The fugitive Chinese businessman was finally arrested by the Thai police in August and there are reports that he may have been extradited to China. However, the multi-billion dollar online gambling business continues, despite efforts by Chinese government to curb it and it did succeed in checking it in the Philippines and Cambodia.

According to China’s Ministry of Public Security, at least 1 trillion yuan ($145.5 billion) worth of funds flow out of China into gambling every year, aggravating the country’s economic and financial security risks. Jason Tower and Jennifer Staats of the United States Institute of Peace have published the definitive report on She’s operations in Myanmar. The authors noted that China has shown an increasing willingness to go after shady investors who claim the mantle of Xi’s headline foreign policy initiative.

The effort of the West to criticise China’s Belt and Road initiative is a part of its China bashing and an example of how human rights discourse is being weaponised. In the process, real human-rights victims become invisible in such debates. In this case, it is the hundreds of people trafficked to Shwe Ko Ko to run the online gambling business. Among those trafficked are Indians who are lured to Thailand by online offers of lucrative jobs. When they arrive in Thailand they are abducted to Myanmar to work in Shwe Kokko.

The Times of India carried a report in September that over 300 Indians have been forced to work for cybercriminal operations after being trafficked to Myawaddy in Karen State.

The Indians had been lured with false promises of legitimate jobs, and then taken captive by trafficking gangs and taken from Thailand to Myanmar where they are forced to work for cyber-scam operations for more than 16 hours a day.

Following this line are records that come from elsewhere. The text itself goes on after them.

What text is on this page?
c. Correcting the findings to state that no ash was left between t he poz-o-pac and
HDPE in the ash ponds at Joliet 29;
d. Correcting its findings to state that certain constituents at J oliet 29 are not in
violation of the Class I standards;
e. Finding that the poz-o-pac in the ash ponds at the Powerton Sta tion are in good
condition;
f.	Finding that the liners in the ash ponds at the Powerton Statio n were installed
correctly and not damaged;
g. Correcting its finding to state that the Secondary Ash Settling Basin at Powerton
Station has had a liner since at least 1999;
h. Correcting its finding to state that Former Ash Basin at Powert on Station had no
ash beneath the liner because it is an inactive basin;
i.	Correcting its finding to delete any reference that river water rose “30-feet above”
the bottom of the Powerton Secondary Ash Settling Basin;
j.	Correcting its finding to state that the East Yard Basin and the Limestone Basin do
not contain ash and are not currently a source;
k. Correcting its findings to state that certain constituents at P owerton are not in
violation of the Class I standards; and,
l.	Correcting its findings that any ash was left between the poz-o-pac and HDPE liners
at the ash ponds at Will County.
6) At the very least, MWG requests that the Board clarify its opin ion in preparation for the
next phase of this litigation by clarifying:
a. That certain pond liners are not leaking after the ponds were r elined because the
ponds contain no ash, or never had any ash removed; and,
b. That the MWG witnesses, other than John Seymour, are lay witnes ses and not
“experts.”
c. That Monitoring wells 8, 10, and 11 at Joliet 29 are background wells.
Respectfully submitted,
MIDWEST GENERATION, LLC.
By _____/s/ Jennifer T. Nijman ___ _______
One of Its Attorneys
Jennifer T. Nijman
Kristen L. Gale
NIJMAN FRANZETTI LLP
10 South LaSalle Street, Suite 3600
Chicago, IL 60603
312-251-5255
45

One of the people who had been abducted described the camp in which they were held as enclosed with high boundary walls manned by armed guards and snipers overlooking their camp. The captives were tortured, deprived of food and lived in fear of being shot. The men had been turned into cyber criminals committing large-scale data fraud. At least one man escaped after his family paid a hefty ransom in cryptocurrency.

Weaponising of human rights discourse has led to lowering of human rights standards and made victims of human rights abuse more vulnerable to exploitation often leaving them without recourse to justice.

The Pravasi Bharatiya Sahayatra Kendra has said it will look into the matter. It would be a befitting way to observe the Pravasi Bharatiya Divas on January 8 as India celebrates its migrants if the government could bring those trafficked to Shwe Kokko back home, so they can re-unite with their families.

Nandita Haksar is a human rights lawyer and award-winning author.